The nice thing about this exercise was that it shook up how I built sites, how our internal CMS runs and how I configure both our IIS and Apache servers to all run slightly more efficiently. I suspect that I could eke out a few more milliseconds by playing more with the server settings itself, but I’m satisfied for now with how this worked out.

Better redirection

For sites powered by the Pencilneck CMS, we’ve for ages and ages had what we called “Friendly URLs”. These are common across CMS’s, blogs, etc (some ironically, I don’t use them on Tannock.net because I’m too lazy to reconfigure my config & htaccess files). Back in the day, we did this by physically writing a folder to the server. Which was not ideal. So we then switched to redirected using ColdFusions onMissingTemplate() handler. In this instance, we have the IIS server trigger a 404 error, which calls a custom CFM file, which does not, in fact, exist. This triggers the sites onMissingTemplate() handler to actually read the URL and load up the appropriate page from the DB. This works well, but there’s a fair amount of overhead. Vs. the physical stub option, it added between 400-600 ms – not a huge amount, but enough to cause a noticeable overhead on busy sites.
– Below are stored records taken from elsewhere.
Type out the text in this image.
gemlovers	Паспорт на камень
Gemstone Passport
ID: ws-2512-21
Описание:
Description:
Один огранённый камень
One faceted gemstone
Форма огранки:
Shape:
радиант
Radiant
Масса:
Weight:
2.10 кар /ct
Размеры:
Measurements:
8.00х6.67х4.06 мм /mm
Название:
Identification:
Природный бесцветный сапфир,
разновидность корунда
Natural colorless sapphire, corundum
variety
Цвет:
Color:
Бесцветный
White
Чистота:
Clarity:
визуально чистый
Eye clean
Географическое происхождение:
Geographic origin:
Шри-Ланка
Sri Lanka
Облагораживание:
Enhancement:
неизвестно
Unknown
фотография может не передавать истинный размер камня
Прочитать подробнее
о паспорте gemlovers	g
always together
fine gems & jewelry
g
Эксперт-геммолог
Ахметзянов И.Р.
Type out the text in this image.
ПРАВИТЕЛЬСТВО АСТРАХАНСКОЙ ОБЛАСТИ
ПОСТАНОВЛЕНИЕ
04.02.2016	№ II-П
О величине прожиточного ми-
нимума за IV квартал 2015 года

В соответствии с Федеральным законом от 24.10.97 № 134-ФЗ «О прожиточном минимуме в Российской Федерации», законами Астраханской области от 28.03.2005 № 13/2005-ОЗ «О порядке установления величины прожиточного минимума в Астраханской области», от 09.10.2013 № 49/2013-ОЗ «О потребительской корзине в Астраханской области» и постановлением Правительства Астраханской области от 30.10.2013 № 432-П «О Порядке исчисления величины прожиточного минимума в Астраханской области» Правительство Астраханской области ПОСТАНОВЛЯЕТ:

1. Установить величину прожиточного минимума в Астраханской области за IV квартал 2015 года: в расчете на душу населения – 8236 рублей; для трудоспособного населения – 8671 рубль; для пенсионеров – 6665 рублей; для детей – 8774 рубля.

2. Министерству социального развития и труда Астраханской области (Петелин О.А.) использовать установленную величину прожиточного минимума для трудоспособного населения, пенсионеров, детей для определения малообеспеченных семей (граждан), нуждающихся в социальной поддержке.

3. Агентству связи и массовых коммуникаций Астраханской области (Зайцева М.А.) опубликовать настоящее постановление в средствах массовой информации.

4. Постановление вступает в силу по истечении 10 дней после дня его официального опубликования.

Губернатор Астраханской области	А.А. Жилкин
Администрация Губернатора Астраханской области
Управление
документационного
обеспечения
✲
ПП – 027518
But a while back for a larger project, we installed the Helicon ISAPI rewrite module for IIS. I’ve been using this for a variety of things on sites, such as locking down directories for documents, redirecting particular scripts elsewhere, etc. But I hadn’t set it up to handle our friendly URL system.

This past weekend, I finally spent the time to test out the difference – and it’s impressive. Despite running exactly the same script as the current OnMissingTemplate() handler calls, it runs much faster – on average, 80-100 ms (vs. 400-600 previously) – a significant decrease – I’m guessing because there’s overhead from IIS to generate the 404, hand that off to the custom 404 page, which doesn’t exist, so hands it off to the onMissingTemplate() handler which then calls this script. Now, the the ISAPI rewrite condition kicks in and it calls the script directly.

And now all of our sites are slightly more responsive, which is better for everyone!